A federal court ruled Friday that the Second Amendment protects the right of individuals to buy and sell firearms.
A panel of three judges from the Ninth Circuit Court of Appeals ruled that “the right to purchase and sell firearms is part and parcel of the historically recognized right to keep and bear arms.” Writing for the majority in the case Judge Diarmuid O’Scannlain, a Reagan appointee, said “the right of law-abiding citizens to keep and to bear arms is not a ‘second-class right, subject to an entirely different body of rules than the other Bill of Rights guarantees that we have held to be incorporated into the Due Process Clause.’”

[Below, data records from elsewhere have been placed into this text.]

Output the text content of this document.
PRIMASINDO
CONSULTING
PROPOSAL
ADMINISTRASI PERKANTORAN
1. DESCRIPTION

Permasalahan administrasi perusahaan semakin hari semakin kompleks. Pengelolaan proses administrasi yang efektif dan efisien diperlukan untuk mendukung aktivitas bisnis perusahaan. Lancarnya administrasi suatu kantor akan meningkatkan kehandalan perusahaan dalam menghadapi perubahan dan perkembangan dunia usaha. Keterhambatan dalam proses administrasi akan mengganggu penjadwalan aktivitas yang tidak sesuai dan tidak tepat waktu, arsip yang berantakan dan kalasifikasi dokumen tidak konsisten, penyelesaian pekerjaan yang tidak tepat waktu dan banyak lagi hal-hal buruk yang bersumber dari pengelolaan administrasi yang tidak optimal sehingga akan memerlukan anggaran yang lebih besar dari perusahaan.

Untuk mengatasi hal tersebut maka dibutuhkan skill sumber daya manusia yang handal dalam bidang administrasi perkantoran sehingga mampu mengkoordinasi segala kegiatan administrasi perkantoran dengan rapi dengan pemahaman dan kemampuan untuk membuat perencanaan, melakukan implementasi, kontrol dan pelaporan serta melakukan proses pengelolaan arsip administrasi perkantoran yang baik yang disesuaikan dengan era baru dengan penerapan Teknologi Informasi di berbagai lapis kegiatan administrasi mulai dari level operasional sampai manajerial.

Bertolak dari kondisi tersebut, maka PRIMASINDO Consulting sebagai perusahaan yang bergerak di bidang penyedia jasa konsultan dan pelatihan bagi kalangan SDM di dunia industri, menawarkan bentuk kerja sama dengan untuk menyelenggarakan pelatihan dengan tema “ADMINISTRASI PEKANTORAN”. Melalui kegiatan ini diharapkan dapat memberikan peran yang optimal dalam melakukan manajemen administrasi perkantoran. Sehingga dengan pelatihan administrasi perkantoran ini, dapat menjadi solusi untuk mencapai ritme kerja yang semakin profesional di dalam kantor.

“If ‘the right of the people to keep and bear arms’ is to have any force, the people must have a right to acquire the very firearms they are entitled to keep and to bear. One cannot truly enjoy a constitutionally protected right when the state is permitted to snuff out the means by which he exercises it.”
The case revolved around an ordinance in Alameda County, California, which banned gun stores from being located within 500 feet of a residential zone. Three businessmen—John Teixeira, Steve Nobriga, and Gary Gamaz—argued the ordinance violated their Second Amendment rights when they were prevented from opening a gun store. They claimed that the ordinance was intended to keep legal gun dealers from operating in the county.